Renovating your home can be stressful even under the best of circumstances. A contractor’s mistake can add to your frustration and cause unforeseen delays. There are several ways to address the situation, depending on the specifics.
Try to Resolve the Issue
If you believe a mistake was made, address it immediately with the person leading the team. Refer to the details in the contract describing how the work was supposed to be completed to support your position. Stay calm and be polite, but make it clear that the error is unacceptable and needs to be corrected.
If you believe it was an honest mistake and are confident that the team can fix it themselves, you can give them an opportunity to do so and set a deadline. There should be no additional cost to you. In some states, a homeowner who believes a contractor made a mistake and who doesn’t trust the company to fix it can hire a different contractor to correct mistakes made by the original contractor.
You should always make sure a contractor has adequate liability insurance coverage and is bonded before you sign a contract. Liability insurance and/or a bond can pay for damage caused by workers’ mistakes.
If the contractor is unwilling to fix the error or says it will take an unreasonable amount of time, you can withhold payment until repairs have been made. You may also decide to fire the company.
When to Seek Outside Help
If you believe the contractor is dishonest or performing substandard work, you can file a complaint with the body that licensed the company.

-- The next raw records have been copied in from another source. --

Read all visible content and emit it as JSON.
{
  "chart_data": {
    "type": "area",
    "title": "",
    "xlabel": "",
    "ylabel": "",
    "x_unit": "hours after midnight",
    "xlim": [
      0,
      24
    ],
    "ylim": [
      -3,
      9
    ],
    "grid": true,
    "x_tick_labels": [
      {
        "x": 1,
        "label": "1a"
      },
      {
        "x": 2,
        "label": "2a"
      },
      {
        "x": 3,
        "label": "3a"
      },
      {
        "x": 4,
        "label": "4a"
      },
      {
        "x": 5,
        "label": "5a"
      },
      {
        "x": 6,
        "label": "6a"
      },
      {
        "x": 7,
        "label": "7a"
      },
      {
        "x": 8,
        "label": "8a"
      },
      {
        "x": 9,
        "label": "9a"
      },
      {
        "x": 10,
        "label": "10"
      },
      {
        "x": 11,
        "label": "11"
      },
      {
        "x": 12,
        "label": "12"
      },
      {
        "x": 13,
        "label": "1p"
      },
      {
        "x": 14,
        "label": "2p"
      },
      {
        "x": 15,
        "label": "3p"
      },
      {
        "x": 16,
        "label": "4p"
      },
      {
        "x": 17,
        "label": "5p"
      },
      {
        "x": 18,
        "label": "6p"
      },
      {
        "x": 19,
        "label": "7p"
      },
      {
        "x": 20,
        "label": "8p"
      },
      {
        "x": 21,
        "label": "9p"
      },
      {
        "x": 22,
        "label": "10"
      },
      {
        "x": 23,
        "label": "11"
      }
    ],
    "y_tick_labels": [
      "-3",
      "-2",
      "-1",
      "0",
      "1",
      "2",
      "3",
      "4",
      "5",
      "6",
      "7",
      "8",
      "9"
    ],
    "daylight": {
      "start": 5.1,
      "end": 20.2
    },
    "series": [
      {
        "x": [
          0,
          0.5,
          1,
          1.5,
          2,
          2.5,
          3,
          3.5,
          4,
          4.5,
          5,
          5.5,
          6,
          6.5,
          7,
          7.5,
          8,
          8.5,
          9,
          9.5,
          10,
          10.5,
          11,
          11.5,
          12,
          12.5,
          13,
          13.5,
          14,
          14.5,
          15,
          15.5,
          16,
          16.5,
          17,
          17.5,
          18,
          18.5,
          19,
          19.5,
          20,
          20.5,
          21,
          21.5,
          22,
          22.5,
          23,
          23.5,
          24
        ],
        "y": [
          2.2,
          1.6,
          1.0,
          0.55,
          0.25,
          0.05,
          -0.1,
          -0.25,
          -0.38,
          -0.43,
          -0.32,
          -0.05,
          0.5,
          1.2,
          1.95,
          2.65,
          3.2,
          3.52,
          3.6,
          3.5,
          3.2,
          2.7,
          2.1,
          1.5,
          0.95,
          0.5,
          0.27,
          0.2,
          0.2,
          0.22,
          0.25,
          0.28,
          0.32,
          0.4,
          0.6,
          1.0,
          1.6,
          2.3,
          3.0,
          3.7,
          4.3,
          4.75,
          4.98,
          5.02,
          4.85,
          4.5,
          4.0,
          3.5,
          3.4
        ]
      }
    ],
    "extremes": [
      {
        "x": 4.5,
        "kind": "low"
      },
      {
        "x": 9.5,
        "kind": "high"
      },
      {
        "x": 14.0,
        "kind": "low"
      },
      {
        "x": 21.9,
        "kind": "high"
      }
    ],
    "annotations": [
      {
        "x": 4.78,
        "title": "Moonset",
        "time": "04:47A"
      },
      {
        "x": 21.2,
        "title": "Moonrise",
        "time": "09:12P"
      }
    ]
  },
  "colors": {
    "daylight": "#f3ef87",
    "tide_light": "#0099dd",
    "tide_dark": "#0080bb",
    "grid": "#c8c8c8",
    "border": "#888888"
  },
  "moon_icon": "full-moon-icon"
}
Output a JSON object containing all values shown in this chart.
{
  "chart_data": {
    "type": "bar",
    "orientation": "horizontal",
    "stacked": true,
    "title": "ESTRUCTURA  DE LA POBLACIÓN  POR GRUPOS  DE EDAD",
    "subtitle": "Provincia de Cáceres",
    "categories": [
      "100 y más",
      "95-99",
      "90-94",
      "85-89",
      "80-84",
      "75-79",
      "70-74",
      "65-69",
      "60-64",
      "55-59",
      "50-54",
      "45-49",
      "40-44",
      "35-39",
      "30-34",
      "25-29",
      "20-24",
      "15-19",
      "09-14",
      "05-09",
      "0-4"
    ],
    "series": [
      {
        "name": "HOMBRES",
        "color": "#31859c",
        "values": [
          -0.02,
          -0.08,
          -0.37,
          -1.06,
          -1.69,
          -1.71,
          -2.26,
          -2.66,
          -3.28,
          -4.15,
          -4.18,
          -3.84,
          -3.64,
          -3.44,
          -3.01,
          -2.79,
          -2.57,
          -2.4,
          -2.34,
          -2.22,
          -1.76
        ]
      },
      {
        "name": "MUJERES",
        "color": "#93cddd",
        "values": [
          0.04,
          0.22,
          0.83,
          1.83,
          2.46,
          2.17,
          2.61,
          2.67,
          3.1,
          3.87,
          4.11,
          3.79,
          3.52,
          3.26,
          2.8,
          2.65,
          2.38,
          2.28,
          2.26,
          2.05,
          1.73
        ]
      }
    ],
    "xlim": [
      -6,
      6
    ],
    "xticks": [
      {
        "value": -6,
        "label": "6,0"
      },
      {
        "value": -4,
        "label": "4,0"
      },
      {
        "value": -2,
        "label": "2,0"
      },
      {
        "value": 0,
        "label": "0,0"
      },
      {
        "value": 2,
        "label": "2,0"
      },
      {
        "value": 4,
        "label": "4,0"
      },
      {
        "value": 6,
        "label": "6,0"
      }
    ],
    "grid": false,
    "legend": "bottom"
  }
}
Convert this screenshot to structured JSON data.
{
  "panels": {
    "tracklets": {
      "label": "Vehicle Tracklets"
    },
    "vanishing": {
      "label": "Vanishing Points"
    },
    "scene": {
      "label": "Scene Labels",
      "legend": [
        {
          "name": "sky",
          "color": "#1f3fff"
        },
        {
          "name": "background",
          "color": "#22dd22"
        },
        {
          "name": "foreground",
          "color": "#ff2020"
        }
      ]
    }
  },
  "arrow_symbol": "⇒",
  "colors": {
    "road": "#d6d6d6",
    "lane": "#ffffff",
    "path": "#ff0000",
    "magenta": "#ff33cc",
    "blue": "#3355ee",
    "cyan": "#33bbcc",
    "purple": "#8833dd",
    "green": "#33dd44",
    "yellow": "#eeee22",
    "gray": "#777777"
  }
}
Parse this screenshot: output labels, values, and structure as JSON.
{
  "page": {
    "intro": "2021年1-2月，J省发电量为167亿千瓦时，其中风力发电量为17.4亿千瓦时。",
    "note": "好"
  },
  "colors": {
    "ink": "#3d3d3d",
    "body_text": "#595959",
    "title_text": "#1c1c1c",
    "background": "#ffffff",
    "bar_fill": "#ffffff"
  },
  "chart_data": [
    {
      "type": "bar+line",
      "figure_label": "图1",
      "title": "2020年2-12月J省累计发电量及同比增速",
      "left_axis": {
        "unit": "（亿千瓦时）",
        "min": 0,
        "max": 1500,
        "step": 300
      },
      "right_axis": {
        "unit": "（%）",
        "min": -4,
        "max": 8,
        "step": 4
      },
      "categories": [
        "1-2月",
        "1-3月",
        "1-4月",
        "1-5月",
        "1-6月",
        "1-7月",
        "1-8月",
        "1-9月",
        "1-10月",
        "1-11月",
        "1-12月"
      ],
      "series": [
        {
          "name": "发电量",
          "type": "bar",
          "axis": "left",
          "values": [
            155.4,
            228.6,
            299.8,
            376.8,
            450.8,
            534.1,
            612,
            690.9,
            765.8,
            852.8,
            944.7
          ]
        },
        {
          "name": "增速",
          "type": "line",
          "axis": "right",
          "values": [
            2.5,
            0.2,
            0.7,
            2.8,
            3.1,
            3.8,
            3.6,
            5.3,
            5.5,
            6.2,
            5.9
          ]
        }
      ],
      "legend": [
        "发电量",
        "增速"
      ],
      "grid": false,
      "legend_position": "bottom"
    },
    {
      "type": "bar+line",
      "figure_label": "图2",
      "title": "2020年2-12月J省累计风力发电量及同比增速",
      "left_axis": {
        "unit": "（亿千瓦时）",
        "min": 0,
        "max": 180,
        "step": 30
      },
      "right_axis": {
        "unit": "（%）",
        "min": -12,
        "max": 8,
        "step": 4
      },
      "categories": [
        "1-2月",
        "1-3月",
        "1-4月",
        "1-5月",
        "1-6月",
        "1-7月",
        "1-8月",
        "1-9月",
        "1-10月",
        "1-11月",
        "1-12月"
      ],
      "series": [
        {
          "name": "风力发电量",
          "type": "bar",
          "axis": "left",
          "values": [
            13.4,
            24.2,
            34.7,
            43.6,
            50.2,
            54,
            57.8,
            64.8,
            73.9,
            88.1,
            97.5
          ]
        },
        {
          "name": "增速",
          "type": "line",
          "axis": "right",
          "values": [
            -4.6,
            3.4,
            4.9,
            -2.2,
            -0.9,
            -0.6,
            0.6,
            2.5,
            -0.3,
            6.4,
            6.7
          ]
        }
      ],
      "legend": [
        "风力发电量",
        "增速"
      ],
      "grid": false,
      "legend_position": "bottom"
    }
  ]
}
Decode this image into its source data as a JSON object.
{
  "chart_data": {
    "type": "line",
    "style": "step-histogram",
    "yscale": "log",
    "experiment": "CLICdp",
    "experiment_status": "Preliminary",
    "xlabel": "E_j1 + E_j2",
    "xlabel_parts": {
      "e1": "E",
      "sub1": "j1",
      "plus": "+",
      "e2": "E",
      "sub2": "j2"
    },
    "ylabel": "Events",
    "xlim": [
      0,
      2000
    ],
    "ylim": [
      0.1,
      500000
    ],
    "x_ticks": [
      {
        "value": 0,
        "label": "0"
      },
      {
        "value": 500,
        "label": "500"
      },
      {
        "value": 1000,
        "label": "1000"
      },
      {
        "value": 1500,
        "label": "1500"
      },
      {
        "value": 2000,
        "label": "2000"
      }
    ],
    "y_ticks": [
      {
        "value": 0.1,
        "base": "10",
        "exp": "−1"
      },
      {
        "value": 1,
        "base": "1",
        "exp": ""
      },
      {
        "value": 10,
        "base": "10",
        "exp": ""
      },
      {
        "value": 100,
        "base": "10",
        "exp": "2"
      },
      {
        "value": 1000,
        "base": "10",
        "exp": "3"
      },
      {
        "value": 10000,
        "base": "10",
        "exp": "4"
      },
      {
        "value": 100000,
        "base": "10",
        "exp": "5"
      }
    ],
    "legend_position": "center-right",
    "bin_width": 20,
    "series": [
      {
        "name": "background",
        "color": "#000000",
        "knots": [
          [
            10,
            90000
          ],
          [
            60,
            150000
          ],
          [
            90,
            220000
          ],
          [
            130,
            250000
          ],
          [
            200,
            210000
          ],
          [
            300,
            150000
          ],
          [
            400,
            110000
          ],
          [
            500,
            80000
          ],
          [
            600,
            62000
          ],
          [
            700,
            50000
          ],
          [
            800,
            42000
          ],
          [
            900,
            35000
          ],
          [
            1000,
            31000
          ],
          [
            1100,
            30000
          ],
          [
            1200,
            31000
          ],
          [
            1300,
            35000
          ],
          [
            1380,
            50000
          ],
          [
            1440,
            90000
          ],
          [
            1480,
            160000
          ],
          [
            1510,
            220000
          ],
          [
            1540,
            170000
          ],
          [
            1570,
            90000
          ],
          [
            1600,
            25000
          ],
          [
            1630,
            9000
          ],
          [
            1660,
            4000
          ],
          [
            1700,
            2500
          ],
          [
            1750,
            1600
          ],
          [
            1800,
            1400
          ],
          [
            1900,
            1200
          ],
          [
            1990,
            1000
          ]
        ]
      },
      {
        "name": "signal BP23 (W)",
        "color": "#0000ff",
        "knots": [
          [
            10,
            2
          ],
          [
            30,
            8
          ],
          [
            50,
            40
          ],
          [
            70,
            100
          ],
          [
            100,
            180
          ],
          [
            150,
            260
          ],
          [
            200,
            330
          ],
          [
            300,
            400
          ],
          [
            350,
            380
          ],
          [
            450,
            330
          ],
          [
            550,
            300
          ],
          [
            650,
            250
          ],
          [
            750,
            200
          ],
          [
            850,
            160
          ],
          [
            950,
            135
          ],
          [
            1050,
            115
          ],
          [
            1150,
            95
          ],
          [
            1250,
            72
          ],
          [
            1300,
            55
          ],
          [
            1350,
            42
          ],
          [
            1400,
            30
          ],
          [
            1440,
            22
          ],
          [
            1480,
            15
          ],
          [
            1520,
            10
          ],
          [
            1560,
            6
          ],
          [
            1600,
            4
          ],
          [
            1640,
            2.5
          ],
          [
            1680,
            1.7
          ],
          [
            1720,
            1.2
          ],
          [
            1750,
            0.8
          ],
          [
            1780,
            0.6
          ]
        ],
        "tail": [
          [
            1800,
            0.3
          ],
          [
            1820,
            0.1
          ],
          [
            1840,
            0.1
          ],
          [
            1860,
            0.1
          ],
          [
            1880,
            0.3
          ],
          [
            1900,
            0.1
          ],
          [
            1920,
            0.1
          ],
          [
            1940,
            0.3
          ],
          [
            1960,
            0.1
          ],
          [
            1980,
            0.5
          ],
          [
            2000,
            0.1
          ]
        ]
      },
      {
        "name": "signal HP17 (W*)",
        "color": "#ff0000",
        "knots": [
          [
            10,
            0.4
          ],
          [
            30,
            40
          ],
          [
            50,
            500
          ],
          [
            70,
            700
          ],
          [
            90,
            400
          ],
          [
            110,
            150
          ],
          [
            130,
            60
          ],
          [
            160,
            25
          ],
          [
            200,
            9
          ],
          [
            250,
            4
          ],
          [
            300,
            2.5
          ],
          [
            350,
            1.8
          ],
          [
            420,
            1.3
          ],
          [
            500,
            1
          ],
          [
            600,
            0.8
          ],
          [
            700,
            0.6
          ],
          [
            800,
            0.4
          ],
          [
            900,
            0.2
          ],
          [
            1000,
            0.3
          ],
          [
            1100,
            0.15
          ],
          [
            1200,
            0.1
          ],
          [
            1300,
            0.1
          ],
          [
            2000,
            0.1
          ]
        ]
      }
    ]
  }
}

Sometimes just threatening to file a complaint is enough to motivate contractors to fix their mistakes. You can also file a complaint with the Better Business Bureau.
Some states collect fees when contractors obtain licenses. That money goes into a fund to compensate homeowners who suffered damage due to contractors’ mistakes. Find out if your state has such a fund.
Home remodeling contracts sometimes contain a mandatory arbitration clause. In that case, you may be able to have the issue addressed without hiring an attorney.
You might also consider suing the contractor in small claims court. Limits on dollar amounts for small claims cases vary by state. If your damages fall below that threshold, you can sue the contractor yourself. For a case with a larger financial loss, you may need to hire an attorney. The contractor might be willing to agree to a settlement to avoid a lawsuit.
Choose the Best Solution for Your Case
Sometimes contractors make honest mistakes, but in other cases, they cut corners and take advantage of people who placed their trust in them. If you believe a contractor made an error, understand all your options and seek professional advice.